Thx rich for weighing in. I agree with your suggestion, in that it seems likely your router is struggling to keep up. (I gave up and switched to x86 openwrt boxes).
BUT: If there was some way to address the folk saying "You don´t have bufferbloat with normal use" definitively once and for all?
NORMAL USE has TCP "SLOW START" in it. Please read about that in wikipedia or see the explanation here:
*Every connection that lasts long enough* will hit the buffer until it runs out of space and gets a drop, then the rate will be cut by 1/3 (tcp cubic) and then start to grow again (¨Congestion avoidance¨), until it buffers and gets another drop. So a single tcp connection that lasts long enough will induce latency on the link, and on slow start, especially, jitter.
Thereś a key caveat here - "lasts long enough", and here is where people draw the conclusion - most web traffic has a bunch of short flows that in sum rarely exceed 20Mbits/sec at any given instant. At a 400Mbit level it will take seconds of a big download (say, a game) to finally hit this behavior. Or, one or more of the other devices on your network might do you in in this way. Microbursts exist, too...
Secondly, the uplink here is amazing (0?), and I am not sure why it is that good!
Thirdly, 100ms is really quite decent for downlink bufferbloat, and I might even agree with the commentors that it is unlikely to be much of a problem, except that I do not trust this test to be accurate at this speed! In a single queued system, 30ms would be preferred, or with a FQ´d system 0 is feasible.
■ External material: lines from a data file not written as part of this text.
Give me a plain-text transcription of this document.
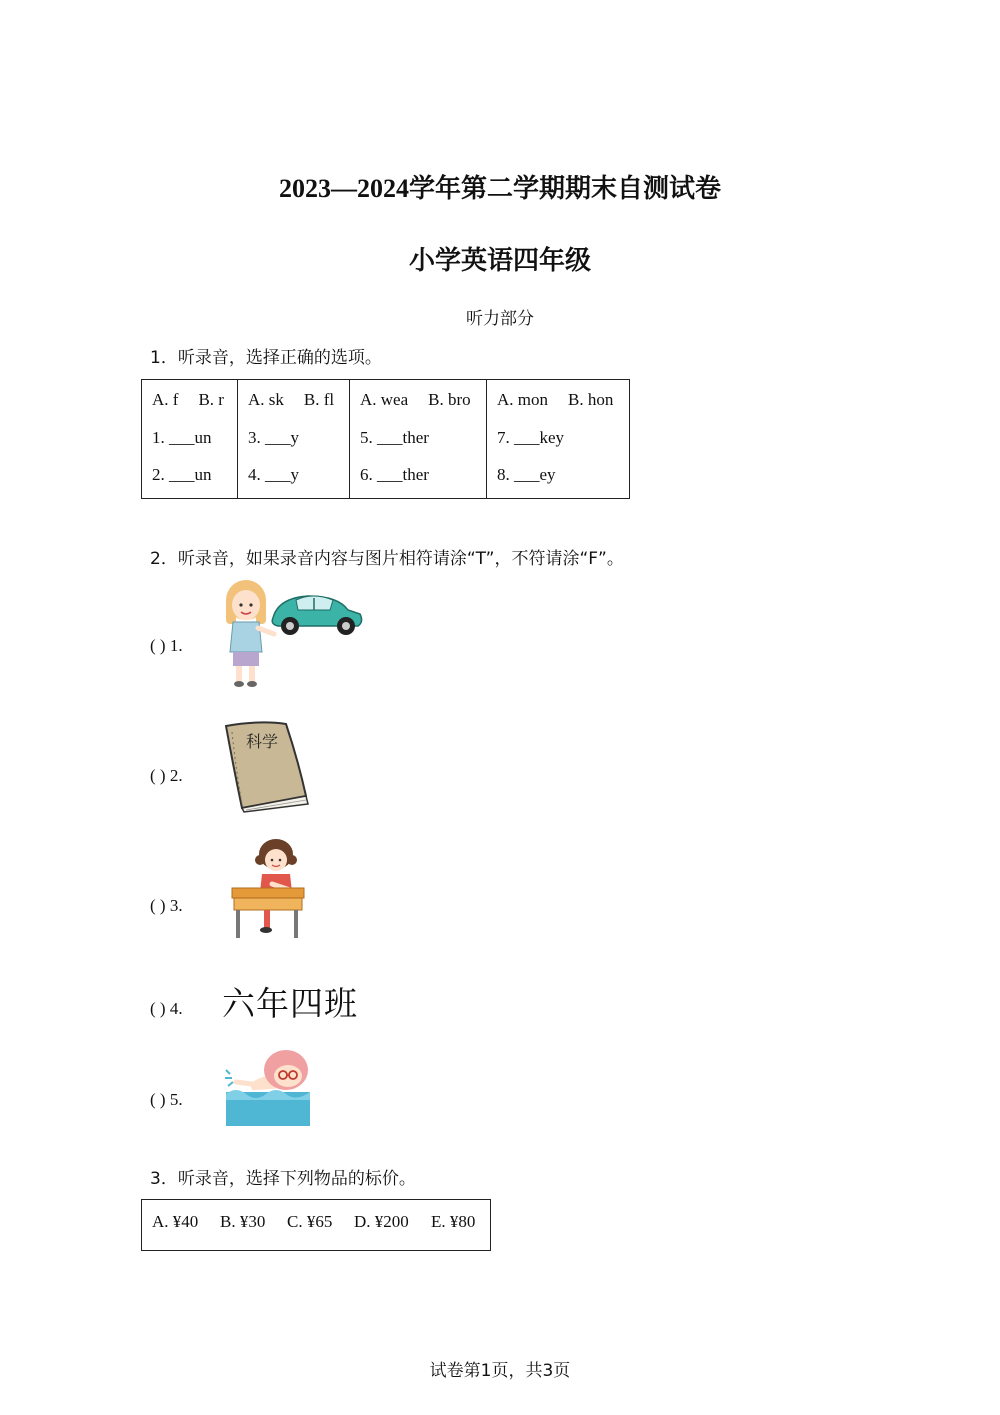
2023—2024学年第二学期期末自测试卷
小学英语四年级
听力部分
1．听录音，选择正确的选项。
A. f B. r
1. ___un
2. ___un

A. sk B. fl
3. ___y
4. ___y

A. wea B. bro
5. ___ther
6. ___ther

A. mon B. hon
7. ___key
8. ___ey
2．听录音，如果录音内容与图片相符请涂“T”，不符请涂“F”。
( ) 1.
( ) 2.
科学
( ) 3.
( ) 4. 六年四班
( ) 5.
3．听录音，选择下列物品的标价。
A. ¥40 B. ¥30 C. ¥65 D. ¥200 E. ¥80
试卷第1页，共3页
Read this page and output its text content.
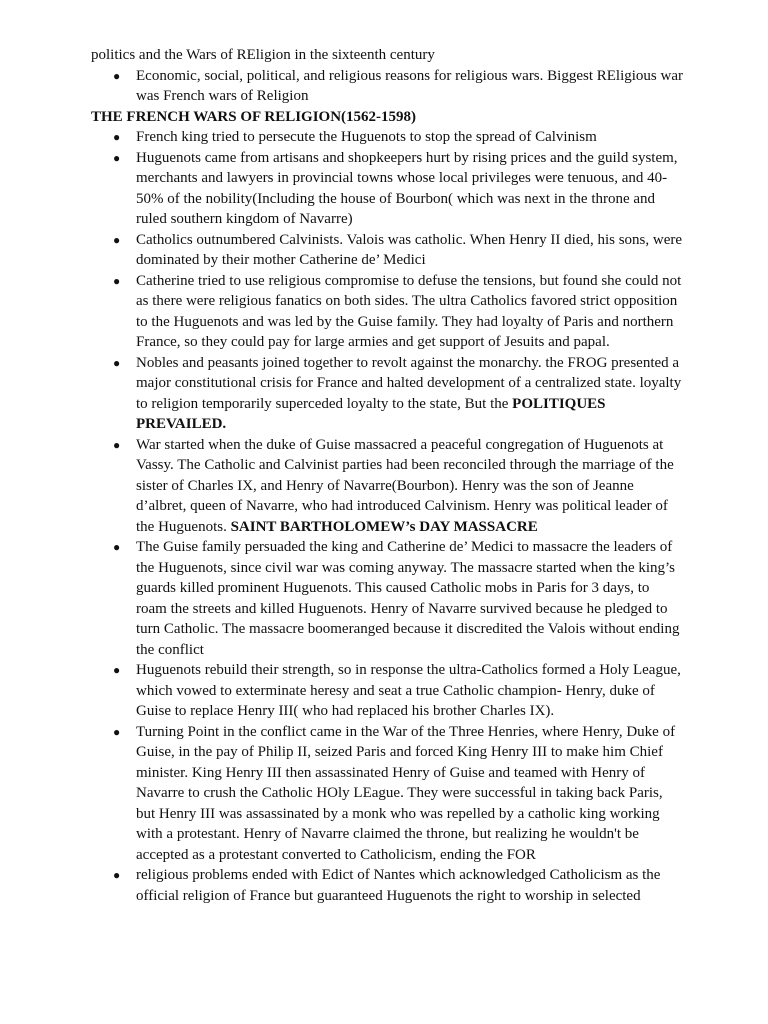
politics and the Wars of REligion in the sixteenth century

● Economic, social, political, and religious reasons for religious wars. Biggest REligious war was French wars of Religion

THE FRENCH WARS OF RELIGION(1562-1598)

● French king tried to persecute the Huguenots to stop the spread of Calvinism
● Huguenots came from artisans and shopkeepers hurt by rising prices and the guild system, merchants and lawyers in provincial towns whose local privileges were tenuous, and 40-50% of the nobility(Including the house of Bourbon( which was next in the throne and ruled southern kingdom of Navarre)
● Catholics outnumbered Calvinists. Valois was catholic. When Henry II died, his sons, were dominated by their mother Catherine de’ Medici
● Catherine tried to use religious compromise to defuse the tensions, but found she could not as there were religious fanatics on both sides. The ultra Catholics favored strict opposition to the Huguenots and was led by the Guise family. They had loyalty of Paris and northern France, so they could pay for large armies and get support of Jesuits and papal.
● Nobles and peasants joined together to revolt against the monarchy. the FROG presented a major constitutional crisis for France and halted development of a centralized state. loyalty to religion temporarily superceded loyalty to the state, But the POLITIQUES PREVAILED.
● War started when the duke of Guise massacred a peaceful congregation of Huguenots at Vassy. The Catholic and Calvinist parties had been reconciled through the marriage of the sister of Charles IX, and Henry of Navarre(Bourbon). Henry was the son of Jeanne d’albret, queen of Navarre, who had introduced Calvinism. Henry was political leader of the Huguenots. SAINT BARTHOLOMEW’s DAY MASSACRE
● The Guise family persuaded the king and Catherine de’ Medici to massacre the leaders of the Huguenots, since civil war was coming anyway. The massacre started when the king’s guards killed prominent Huguenots. This caused Catholic mobs in Paris for 3 days, to roam the streets and killed Huguenots. Henry of Navarre survived because he pledged to turn Catholic. The massacre boomeranged because it discredited the Valois without ending the conflict
● Huguenots rebuild their strength, so in response the ultra-Catholics formed a Holy League, which vowed to exterminate heresy and seat a true Catholic champion- Henry, duke of Guise to replace Henry III( who had replaced his brother Charles IX).
● Turning Point in the conflict came in the War of the Three Henries, where Henry, Duke of Guise, in the pay of Philip II, seized Paris and forced King Henry III to make him Chief minister. King Henry III then assassinated Henry of Guise and teamed with Henry of Navarre to crush the Catholic HOly LEague. They were successful in taking back Paris, but Henry III was assassinated by a monk who was repelled by a catholic king working with a protestant. Henry of Navarre claimed the throne, but realizing he wouldn't be accepted as a protestant converted to Catholicism, ending the FOR
● religious problems ended with Edict of Nantes which acknowledged Catholicism as the official religion of France but guaranteed Huguenots the right to worship in selected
I keep hoping more will ask their ISPs to install something like LibreQos.io´s CAKE implementation on their downstream shapers to achieve that, (confession, I am part of that project, and the basic software is free, and a cheap Xeon can shape 10k subscribers).
Yes, you can also shape on your own the ingress but it does require heftier CPE, and is nowhere near as effective as the ISP doing it.
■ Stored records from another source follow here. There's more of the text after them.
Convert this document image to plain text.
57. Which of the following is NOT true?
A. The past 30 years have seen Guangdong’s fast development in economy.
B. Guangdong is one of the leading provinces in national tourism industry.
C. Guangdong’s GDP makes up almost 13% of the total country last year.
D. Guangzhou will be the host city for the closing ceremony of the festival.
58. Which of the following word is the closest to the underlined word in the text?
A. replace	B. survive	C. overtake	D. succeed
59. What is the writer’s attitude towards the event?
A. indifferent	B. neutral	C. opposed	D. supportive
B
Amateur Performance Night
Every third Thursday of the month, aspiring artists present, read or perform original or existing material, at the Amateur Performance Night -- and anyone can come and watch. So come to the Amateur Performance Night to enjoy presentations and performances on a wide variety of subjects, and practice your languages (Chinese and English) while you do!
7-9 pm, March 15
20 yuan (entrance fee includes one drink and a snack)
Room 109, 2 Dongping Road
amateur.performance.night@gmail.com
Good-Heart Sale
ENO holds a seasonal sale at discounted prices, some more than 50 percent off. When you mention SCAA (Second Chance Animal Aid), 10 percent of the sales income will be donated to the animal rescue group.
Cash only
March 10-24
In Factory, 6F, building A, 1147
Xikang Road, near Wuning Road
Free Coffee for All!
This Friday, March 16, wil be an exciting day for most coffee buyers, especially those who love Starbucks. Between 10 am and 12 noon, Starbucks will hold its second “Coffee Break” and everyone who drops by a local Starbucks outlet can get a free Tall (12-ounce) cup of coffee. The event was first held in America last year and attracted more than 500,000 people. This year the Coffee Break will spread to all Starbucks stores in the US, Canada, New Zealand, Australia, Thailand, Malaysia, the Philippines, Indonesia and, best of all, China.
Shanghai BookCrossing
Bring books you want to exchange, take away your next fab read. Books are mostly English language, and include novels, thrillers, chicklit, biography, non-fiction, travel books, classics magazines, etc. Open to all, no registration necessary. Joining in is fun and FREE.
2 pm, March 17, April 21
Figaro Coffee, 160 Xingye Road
In the many years since the bufferbloat effort started, we have had many advances across the board - device updates, for example, tend to use a much gentler protocol than cubic, netflix does better pacing, as does all of linux, but for the best latency and jitter, sqm at the ISP -> down and cake -> ISP up remains the penultimate never worry about bloat/jitter/latency ever again thing.